The design is layered: a conservative buildTool() factory ensures safe defaults, a feature-gated registry controls what's available, a seven-phase dispatch pipeline validates and permissions-checks every call, and a concurrency scheduler maximizes parallelism while preserving correctness. The streaming executor adds a performance optimization on top — tools start running before the model finishes thinking.

Compared to the memory system (5 paths, a directory of markdown files, and prompt engineering), the tool system is a proper runtime. It is the difference between a filing cabinet and an operating system.

What's Interesting

The Model as Scheduler

The concurrency scheduler is reactive — it batches whatever the model emits. But the model itself is the real scheduler. The system prompt tells it to "make all independent tool calls in parallel" and to "use a single Bash call with && to chain dependent commands." The runtime trusts this. If the model emits five reads followed by a write, the scheduler will parallelize the reads and serialize the write. But the model decided that order. The scheduler is enforcing the model's plan, not making its own.

Fail-Closed by Default

The most consistent design principle: everything fails closed. Unknown tool? Error. Invalid input? Error. No concurrency declaration? Serial execution. No permission declaration? Ask the user. No feature flag? Tool doesn't exist. This is unusual for a system where the primary user is an AI model that might hallucinate tool names or malform inputs. The system is designed to contain the model's mistakes, not accommodate them.

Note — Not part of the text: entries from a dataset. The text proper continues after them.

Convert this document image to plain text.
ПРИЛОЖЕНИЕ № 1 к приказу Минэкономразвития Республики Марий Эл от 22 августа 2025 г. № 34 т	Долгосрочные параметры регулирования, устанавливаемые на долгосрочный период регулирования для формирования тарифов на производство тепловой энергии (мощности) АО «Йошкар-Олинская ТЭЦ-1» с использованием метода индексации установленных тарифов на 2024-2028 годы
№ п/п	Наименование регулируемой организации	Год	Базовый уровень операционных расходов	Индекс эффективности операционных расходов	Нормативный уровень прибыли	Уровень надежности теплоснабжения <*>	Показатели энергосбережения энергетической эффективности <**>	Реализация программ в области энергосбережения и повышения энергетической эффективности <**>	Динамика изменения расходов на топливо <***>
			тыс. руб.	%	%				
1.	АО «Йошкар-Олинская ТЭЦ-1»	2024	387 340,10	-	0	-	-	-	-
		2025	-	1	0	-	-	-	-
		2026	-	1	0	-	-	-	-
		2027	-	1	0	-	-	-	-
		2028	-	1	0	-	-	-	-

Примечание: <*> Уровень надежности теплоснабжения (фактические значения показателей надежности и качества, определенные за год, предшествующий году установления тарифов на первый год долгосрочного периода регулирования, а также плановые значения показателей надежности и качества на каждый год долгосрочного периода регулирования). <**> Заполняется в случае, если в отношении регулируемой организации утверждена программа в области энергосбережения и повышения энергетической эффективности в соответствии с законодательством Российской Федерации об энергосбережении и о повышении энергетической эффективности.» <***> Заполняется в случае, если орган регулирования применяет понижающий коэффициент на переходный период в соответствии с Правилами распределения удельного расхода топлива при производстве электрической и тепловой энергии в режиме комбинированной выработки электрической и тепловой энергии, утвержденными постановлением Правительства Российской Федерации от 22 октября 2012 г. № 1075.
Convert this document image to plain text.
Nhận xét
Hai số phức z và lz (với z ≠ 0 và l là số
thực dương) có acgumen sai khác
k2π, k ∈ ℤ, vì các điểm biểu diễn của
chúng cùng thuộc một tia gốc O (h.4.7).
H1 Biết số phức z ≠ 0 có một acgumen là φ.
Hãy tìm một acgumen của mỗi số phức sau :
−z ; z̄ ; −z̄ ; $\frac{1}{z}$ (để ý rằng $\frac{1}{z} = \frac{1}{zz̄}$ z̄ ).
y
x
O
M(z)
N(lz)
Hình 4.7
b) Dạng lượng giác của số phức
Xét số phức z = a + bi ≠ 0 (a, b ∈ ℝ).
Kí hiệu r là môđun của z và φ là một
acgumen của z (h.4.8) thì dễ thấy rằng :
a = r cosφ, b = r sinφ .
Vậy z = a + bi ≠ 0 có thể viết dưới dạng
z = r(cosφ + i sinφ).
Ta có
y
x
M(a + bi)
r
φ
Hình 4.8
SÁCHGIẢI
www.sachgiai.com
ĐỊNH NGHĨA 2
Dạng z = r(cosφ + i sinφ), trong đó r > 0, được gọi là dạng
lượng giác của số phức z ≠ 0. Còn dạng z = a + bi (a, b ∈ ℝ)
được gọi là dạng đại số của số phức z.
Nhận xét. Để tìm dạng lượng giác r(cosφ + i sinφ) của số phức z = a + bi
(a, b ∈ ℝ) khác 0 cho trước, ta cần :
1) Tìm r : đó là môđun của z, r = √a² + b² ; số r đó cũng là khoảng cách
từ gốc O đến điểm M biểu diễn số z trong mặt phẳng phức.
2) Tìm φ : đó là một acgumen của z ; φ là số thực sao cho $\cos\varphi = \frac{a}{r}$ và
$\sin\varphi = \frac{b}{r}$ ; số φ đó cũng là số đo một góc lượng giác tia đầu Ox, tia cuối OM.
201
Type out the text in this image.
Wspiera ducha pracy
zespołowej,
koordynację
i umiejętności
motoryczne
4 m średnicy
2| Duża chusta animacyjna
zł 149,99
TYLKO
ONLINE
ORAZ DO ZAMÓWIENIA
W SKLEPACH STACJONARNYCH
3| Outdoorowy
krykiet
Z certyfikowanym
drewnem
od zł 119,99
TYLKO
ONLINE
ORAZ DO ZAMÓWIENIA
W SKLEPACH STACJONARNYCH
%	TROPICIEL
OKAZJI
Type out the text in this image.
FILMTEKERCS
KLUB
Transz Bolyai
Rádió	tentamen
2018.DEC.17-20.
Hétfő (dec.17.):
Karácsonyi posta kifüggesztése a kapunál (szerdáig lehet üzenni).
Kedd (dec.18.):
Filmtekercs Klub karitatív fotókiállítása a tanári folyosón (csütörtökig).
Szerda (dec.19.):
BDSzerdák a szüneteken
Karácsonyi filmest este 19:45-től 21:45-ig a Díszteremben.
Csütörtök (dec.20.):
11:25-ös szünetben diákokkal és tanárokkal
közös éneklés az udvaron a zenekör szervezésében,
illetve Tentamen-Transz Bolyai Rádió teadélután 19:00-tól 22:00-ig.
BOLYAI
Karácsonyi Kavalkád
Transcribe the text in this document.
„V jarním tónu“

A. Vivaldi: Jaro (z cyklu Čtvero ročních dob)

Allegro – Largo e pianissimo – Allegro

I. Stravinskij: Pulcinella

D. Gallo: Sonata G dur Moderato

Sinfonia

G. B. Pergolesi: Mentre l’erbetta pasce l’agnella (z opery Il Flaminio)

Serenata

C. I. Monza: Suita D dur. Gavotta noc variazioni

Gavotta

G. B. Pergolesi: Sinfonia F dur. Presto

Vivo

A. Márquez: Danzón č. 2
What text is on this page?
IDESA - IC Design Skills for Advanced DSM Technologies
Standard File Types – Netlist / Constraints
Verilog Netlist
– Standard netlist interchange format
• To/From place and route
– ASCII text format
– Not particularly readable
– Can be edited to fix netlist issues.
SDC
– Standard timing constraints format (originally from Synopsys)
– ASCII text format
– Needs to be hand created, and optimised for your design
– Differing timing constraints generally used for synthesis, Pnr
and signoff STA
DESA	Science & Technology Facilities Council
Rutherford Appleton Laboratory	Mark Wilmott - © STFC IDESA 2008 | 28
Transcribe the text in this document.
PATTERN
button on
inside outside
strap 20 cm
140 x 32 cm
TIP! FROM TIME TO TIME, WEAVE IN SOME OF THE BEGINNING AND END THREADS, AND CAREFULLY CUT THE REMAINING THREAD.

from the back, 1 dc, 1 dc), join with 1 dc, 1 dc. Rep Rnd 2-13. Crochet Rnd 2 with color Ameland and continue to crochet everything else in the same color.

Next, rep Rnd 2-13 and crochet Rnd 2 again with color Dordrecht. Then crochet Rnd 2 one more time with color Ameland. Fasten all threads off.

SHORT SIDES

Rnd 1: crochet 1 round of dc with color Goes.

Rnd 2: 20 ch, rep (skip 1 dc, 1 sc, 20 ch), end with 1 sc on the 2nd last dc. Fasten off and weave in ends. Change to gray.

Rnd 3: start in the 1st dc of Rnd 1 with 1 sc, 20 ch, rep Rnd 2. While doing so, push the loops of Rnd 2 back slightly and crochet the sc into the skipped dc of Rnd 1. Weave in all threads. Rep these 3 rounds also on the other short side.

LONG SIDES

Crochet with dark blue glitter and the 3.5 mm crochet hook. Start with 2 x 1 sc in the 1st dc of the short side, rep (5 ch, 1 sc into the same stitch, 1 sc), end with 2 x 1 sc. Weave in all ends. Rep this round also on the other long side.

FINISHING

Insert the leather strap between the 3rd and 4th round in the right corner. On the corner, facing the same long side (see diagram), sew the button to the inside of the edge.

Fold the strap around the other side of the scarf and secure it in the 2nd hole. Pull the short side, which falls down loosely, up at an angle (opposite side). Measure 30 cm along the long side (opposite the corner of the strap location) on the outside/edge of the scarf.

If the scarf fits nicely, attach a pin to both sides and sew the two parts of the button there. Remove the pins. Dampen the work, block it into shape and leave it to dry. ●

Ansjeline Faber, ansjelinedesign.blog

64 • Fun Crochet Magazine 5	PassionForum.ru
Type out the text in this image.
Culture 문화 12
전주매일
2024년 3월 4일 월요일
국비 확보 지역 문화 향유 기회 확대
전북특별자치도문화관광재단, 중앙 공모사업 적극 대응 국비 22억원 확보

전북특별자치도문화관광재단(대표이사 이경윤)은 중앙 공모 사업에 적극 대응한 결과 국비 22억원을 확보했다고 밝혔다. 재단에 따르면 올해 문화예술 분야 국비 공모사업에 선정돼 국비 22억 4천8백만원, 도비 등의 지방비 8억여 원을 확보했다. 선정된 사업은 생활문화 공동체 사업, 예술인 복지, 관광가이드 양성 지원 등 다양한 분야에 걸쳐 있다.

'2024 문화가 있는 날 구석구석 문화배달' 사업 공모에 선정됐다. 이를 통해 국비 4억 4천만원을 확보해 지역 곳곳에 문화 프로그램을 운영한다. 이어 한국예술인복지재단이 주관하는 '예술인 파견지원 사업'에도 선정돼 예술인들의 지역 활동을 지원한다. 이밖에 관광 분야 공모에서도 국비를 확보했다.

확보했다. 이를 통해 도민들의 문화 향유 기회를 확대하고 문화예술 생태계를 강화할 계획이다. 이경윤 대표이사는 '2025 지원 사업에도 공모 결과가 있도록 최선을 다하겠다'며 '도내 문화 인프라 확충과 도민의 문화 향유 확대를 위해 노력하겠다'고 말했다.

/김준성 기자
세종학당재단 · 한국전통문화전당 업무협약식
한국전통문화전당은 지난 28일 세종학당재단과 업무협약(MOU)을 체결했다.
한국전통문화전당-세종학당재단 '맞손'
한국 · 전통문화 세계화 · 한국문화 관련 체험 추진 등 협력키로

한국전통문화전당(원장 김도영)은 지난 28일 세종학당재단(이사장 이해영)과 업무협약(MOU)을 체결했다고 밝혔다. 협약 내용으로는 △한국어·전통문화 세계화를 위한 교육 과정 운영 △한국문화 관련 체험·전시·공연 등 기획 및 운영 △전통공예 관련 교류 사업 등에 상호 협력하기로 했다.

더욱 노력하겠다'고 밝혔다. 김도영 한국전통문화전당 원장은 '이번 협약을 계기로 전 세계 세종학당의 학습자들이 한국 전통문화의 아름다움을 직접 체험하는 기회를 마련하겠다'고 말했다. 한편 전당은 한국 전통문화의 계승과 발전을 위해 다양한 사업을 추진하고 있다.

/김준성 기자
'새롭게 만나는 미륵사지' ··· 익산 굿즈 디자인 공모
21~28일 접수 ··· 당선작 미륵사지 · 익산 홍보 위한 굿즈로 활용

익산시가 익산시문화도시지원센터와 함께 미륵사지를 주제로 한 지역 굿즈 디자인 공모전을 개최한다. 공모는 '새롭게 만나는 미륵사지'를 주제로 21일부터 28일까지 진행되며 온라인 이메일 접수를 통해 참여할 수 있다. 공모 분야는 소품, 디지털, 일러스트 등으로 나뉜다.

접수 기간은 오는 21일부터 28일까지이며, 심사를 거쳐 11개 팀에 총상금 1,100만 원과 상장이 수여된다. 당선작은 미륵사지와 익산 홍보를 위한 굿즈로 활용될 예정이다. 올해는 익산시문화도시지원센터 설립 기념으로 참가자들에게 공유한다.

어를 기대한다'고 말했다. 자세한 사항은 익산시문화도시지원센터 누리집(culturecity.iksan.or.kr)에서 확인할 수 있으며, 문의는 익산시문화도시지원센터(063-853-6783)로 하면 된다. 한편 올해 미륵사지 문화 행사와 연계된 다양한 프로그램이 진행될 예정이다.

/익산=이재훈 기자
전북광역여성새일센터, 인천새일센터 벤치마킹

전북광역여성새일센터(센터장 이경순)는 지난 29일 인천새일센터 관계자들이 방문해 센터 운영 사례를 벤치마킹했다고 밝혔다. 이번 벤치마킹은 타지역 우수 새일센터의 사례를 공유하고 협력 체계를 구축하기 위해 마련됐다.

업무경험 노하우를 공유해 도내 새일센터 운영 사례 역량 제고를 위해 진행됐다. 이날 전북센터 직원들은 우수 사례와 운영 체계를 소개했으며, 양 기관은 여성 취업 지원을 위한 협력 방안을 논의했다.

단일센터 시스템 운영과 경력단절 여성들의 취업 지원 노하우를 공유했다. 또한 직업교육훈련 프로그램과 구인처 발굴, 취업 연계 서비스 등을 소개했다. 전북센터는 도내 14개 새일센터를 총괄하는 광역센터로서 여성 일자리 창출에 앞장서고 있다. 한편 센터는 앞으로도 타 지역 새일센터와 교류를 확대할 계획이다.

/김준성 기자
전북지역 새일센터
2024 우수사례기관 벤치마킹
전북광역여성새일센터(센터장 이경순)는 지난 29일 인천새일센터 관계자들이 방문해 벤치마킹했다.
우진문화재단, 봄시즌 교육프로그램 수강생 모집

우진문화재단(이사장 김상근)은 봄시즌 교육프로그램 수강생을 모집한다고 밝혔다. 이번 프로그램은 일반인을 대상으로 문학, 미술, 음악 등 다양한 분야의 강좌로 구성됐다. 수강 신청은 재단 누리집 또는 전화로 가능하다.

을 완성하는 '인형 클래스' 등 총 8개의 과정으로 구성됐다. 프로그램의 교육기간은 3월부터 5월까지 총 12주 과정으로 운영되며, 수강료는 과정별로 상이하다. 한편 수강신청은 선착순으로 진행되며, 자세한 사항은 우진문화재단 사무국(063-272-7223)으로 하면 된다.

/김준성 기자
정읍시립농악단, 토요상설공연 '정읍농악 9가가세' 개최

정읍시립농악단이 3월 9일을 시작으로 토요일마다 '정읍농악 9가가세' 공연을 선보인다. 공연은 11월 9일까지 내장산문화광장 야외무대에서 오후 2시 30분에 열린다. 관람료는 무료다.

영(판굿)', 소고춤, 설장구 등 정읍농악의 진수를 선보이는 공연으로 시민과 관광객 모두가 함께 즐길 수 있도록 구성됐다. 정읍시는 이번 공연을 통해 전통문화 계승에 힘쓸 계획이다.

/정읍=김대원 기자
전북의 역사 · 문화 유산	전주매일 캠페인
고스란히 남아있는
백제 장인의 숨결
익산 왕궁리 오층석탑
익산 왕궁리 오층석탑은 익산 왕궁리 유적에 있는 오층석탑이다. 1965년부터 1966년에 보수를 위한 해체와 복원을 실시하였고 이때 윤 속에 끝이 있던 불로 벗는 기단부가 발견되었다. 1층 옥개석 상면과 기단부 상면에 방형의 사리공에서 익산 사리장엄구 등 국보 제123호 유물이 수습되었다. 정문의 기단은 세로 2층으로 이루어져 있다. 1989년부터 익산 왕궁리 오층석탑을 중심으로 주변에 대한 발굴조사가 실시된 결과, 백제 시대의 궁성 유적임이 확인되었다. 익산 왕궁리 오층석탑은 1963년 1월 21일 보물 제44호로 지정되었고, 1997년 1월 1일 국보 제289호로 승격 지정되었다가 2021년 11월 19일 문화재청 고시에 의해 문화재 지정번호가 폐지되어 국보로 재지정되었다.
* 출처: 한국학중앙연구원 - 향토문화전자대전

Hooks as an Extension Point

The hook system — pre-tool, post-tool, and post-failure — is the primary extension point. It's how organizations enforce policy (deny rules in pre-hooks), how logging systems capture tool usage (post-hooks), and how CI/CD pipelines integrate (failure hooks). Importantly, hooks can only tighten restrictions, not loosen them. A hook can deny a tool the settings allow, but it cannot allow a tool the settings deny.

43 Tools, 1 Interface

Perhaps the most striking thing is uniformity. A bash command, a web_fetch, a subagent spawn, a cron job creation, and a push notification all implement the same 30-method interface, go through the same seven-phase pipeline, and respect the same permission system. There are no special cases in the dispatcher. The complexity is in the individual tool implementations and in the permission rules, not in the routing.